I agreed. “Even ‘right-to-work’ is a linguistic contradiction,” I said. “It means ‘the right to lose your job to someone who’s willing to work for less.’”

Smedley only smiled.

“Okay, so,” I said, “the bosses have framed the discussion. What next?”
“Workers are still ruining the economy by expecting too much. They want houses when they should be happy with tents. They want cars when they only deserve shoe leather. They want sick days, coffee breaks, day care, health coverage, Sundays off and — God help us! — overtime pay. They’re running amok!”

“So, what’s the answer to all this greed, selfishness and luxury?”

“Auctions,” said Smedley. His saturnine smile reminded me of the Grinch. “We’re talking about the logical climax of the right-to-work crusade. We’re talking about putting out to bid — once a year — every job below senior management”

“I see,” I said. “So companies would bid for the best qualified people by offering the highest possible pay for each position?”

Smedley laughed out loud. “You really don’t get it, do you, kid?”

“Well, I guess not. I’ve worked all my life.”

“This explains why you don’t get it. You have no aptitude for leadership.”
Smedley said that in the brave new world of Scott Walker (and other state-house visionaries), workers would auction themselves for the lowest possible wage.

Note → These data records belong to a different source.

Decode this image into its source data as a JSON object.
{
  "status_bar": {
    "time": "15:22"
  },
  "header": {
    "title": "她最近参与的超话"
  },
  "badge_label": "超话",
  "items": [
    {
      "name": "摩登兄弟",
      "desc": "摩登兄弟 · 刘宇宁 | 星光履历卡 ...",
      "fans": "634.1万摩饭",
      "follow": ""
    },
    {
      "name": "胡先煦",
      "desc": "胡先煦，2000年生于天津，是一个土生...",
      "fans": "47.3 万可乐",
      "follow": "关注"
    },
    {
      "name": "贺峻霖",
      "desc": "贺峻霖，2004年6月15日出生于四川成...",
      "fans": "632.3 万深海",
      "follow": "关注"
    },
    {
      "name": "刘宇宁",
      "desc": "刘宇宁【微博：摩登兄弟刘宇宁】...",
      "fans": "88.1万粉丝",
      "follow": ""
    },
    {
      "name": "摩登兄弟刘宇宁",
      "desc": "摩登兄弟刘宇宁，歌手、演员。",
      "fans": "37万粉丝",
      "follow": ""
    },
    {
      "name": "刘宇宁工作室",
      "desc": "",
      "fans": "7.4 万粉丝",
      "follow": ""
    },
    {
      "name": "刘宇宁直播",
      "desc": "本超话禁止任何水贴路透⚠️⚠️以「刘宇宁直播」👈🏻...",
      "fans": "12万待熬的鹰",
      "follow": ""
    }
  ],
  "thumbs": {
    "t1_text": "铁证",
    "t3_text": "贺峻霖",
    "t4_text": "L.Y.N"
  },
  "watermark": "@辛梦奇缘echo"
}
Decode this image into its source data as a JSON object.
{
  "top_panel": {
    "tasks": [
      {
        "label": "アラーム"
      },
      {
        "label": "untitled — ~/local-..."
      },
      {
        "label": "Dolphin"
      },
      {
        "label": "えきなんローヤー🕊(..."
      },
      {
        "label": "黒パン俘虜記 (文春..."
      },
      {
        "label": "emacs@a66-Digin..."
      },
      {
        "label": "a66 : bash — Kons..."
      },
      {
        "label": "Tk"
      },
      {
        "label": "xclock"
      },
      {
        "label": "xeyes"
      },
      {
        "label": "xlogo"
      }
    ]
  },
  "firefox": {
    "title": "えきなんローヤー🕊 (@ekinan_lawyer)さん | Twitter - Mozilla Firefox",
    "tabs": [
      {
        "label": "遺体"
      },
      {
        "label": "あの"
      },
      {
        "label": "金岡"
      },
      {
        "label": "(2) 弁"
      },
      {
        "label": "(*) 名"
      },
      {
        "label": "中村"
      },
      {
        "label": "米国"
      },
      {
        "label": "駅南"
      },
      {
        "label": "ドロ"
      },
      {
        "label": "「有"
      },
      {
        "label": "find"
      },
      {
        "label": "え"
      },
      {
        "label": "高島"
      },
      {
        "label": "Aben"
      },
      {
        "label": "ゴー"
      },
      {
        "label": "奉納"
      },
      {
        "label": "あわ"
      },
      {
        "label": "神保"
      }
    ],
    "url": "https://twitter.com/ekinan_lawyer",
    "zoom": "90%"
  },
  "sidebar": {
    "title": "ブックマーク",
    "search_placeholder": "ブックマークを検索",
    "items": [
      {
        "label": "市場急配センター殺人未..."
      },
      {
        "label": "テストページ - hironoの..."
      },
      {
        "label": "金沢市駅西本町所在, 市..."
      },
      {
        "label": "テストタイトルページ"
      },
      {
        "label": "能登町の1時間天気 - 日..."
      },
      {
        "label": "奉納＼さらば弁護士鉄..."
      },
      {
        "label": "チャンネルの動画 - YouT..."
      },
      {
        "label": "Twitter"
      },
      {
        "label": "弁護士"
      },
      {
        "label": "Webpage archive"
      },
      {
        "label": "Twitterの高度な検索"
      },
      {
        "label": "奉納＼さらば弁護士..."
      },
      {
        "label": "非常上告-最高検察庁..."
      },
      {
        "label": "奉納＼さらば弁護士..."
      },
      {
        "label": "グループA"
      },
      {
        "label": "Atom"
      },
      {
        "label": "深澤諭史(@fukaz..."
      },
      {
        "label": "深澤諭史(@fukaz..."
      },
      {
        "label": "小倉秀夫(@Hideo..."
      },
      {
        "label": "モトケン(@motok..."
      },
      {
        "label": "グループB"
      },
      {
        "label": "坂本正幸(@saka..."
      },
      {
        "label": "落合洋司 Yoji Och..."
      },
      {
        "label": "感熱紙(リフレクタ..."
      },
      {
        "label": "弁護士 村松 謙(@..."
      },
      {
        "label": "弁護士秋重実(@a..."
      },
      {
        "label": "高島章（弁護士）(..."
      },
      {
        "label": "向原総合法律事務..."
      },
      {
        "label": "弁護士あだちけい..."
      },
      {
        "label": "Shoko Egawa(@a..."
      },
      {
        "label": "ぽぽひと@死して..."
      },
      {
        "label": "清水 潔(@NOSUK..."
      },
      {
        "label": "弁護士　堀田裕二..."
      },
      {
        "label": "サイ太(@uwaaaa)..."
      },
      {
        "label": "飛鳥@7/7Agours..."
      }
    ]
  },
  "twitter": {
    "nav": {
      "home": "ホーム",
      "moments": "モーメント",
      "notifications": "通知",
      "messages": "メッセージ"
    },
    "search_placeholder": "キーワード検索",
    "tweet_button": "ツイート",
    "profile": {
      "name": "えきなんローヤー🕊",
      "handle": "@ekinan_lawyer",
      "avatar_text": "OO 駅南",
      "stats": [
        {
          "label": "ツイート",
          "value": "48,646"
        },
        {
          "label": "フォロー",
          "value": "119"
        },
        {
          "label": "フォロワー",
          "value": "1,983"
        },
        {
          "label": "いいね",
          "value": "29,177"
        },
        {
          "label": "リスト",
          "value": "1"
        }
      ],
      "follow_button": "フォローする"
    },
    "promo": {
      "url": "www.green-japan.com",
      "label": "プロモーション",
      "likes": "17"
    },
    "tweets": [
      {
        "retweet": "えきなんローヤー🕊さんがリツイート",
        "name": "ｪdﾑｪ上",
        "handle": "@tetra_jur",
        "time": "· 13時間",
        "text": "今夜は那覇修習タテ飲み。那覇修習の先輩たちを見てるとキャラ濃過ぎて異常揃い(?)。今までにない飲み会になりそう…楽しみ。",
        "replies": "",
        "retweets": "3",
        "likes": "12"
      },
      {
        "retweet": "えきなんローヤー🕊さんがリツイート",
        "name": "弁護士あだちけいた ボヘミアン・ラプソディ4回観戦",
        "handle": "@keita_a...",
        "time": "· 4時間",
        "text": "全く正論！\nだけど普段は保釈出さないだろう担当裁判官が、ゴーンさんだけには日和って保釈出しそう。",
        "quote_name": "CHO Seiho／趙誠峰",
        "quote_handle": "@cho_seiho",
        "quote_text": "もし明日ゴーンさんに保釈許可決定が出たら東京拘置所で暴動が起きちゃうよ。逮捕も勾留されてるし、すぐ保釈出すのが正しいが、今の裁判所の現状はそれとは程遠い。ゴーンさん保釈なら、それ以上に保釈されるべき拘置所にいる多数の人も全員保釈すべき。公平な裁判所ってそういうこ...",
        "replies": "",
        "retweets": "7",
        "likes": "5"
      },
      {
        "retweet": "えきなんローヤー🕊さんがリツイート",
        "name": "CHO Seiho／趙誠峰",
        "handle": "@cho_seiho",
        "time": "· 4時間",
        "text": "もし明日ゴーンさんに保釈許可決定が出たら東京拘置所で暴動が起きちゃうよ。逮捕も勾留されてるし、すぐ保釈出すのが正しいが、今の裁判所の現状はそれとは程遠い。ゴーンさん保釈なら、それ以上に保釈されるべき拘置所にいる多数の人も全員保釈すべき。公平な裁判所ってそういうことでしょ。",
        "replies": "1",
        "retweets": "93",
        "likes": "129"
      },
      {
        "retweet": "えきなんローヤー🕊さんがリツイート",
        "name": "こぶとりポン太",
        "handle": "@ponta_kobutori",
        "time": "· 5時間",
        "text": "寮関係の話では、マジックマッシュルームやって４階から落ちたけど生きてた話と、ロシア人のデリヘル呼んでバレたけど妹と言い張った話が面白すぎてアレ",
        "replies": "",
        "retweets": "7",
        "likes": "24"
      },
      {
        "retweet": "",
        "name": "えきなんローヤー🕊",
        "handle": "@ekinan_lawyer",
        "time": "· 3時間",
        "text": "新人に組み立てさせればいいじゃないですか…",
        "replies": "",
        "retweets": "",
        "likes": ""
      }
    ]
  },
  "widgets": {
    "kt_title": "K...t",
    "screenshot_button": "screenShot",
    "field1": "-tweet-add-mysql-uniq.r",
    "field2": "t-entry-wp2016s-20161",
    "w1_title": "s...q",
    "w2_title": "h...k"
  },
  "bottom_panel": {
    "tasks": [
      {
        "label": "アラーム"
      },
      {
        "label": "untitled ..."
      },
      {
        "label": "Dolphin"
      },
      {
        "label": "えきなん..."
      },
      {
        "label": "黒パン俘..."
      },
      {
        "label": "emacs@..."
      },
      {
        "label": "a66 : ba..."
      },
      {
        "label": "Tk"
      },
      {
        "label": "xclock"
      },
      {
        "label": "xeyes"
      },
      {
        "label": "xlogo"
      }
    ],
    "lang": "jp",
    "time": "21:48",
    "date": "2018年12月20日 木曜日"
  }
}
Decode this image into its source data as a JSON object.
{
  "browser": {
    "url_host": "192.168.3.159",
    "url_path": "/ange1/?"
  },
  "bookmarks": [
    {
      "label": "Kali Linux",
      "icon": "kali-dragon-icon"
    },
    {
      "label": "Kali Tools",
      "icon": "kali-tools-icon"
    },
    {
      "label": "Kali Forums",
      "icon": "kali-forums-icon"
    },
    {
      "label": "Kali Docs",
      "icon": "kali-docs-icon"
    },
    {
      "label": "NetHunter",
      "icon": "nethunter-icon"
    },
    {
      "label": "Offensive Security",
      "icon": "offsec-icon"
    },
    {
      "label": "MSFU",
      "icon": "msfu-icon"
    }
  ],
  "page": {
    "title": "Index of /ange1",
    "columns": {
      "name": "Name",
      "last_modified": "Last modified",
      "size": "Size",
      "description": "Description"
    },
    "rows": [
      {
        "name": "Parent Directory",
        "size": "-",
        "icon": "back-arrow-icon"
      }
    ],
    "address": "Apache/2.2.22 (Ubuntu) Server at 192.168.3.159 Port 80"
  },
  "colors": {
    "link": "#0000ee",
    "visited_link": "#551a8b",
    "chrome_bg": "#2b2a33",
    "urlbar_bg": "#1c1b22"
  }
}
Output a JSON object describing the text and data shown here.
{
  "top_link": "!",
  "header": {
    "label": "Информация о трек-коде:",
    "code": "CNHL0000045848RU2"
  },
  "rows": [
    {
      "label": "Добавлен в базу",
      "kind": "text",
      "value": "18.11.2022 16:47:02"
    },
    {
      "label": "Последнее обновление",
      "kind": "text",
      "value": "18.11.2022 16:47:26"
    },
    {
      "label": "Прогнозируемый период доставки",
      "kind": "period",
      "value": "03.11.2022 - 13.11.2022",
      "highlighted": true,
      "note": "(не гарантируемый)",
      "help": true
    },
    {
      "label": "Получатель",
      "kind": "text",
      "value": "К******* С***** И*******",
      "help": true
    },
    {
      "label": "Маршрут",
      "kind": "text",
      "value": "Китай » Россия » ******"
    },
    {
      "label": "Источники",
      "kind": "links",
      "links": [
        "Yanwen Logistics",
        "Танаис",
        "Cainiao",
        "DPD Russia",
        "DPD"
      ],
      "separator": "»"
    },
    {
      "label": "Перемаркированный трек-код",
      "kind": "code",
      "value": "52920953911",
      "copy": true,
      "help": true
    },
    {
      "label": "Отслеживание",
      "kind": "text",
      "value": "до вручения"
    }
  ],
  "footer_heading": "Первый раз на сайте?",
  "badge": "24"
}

“Let’s say you want to flip burgers at Wendy’s,” explained Smedley. “You offer the Bosses the current minimum wage, $7.25 an hour. Another guy says he’ll do it for seven bucks. A woman interrupts, willing to sell herself for $6.50, after which the first bidder cuts his price to six even. When the auction is over, Wendy’s has a sweet one-year, cash-under-the-table deal with an illegal Salvadoran for 60 hours a week at a buck-and-a-half an hour. And you know the beauty part?”

“There’s a beauty part?”

“Wendy’s doesn’t even have to pay the simple bastard. He’s illegal. His only recourse is outfits like the National Labor Relations Board, which was long ago neutered by K Street lobbyists, right-wing Congressmen and plutocrat campaign donors like Dave and Charlie Koch (who, by the way, actually have a framed, notarized deed for Scott Walker’s soul — it’s hanging in their garage).”

I was still trying to make sense of Smedley’s plan. So, I said, “But if this auction scheme of yours takes hold — ”

“Oh, it’ll take hold, son. It’s as American as rhubarb pie.”

“But eventually,” I hypothesized, “the bidding will hit zero. People will work for nothing — like bloggers at the Huffington Post. We’ll end up with a system of de facto slavery across vast swathes of America.”

“Well, duh,” said Smedley. “It worked before, didn’t it?”